Court of Appeals of Ohio, Eleventh District

June 17, 2013

STATE OF OHIO, Plaintiff-Appellant,
v.
WILLIAM F. CONSOLO, Defendant-Appellee.

Criminal Appeal from the Portage County Municipal Court, Ravenna Division, Case No. R2011 TRC 16608.

Victor V. Vigluicci, Portage County Prosecutor, and Pamela J. Holder, Assistant Prosecutor, (For Plaintiff-Appellant).

Edwin R. O'Day, and Joseph C. Patituce, Patituce & Associates, LLC, (For Defendant-Appellee).

OPINION

DIANE V. GRENDELL, J.

{¶1} Plaintiff-appellant, the State of Ohio, appeals the August 30, 2012 Journal Entry of the Portage County Municipal Court, Ravenna Division, suppressing the defendant-appellee, William F. Consolo, Jr.'s breath test results. The issues before this court are whether the State bears the burden of producing evidence of the general, scientific reliability of the Intoxilyzer 8000 when challenged in a motion to suppress; whether the Ohio Administrative Code requires a dry gas control between subject tests; and whether the alleged alteration of Consolo's breath test results by the Ohio Department of Health on its website is reason to suppress the results. For the following reasons, we reverse the decision of the court below.

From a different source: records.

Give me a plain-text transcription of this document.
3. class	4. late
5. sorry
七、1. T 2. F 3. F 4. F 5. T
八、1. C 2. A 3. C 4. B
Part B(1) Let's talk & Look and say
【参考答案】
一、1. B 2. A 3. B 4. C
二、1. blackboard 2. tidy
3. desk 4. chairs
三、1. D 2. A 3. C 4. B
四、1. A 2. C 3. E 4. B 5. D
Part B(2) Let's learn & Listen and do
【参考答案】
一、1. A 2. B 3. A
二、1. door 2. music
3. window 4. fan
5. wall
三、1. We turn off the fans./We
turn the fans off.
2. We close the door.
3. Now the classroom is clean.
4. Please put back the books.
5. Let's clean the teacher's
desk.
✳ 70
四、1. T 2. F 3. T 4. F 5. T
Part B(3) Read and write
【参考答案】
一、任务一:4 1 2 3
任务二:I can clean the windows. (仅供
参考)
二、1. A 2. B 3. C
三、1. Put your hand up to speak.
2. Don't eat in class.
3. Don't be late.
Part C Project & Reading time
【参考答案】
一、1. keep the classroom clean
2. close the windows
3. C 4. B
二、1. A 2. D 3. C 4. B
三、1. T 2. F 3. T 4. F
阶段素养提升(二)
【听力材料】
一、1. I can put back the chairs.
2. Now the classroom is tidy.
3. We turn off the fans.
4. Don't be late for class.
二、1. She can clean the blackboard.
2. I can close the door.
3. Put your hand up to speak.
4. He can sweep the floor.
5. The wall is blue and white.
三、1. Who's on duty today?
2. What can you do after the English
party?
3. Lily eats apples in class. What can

{¶2} On December 19, 2011, the Streetsboro Police Department issued Consolo a traffic ticket, charging him with OVI, a misdemeanor of the first degree in violation of R.C. 4511.19(A)(1)(a) (driving under the influence of alcohol) and (d) (driving with a prohibited breath alcohol concentration), and with violating the Approaching a Stopped Emergency Vehicle statute, a minor misdemeanor in violation of R.C. 4511.213.

{¶3} On December 23, 2011, Consolo entered a plea of not guilty.

{¶4} On February 21, 2012, Consolo filed a Motion to Suppress, seeking, inter alia, to suppress the breath test results of the Intoxilyzer 8000. As grounds for suppression, Consolo argued that the breath test was not conducted in accordance with the regulations of the Ohio Department of Health as set forth in Chapter 3701-53-02 of the Ohio Administrative Code, and the Intoxilyzer 8000 was determined by the municipal court to be unreliable in State v. Johnson, Portage County Municipal Court, Ravenna Division, Case No. R 2011 TRC 4090.

{¶5} On May 11, 2012, Consolo filed a Supplement to Motion to Suppress, arguing, as an additional reason to suppress the breath test results, that the samples were not taken in accordance with Ohio Adm.Code 3701-53-04(B), which requires "a dry gas control test before and after every subject test."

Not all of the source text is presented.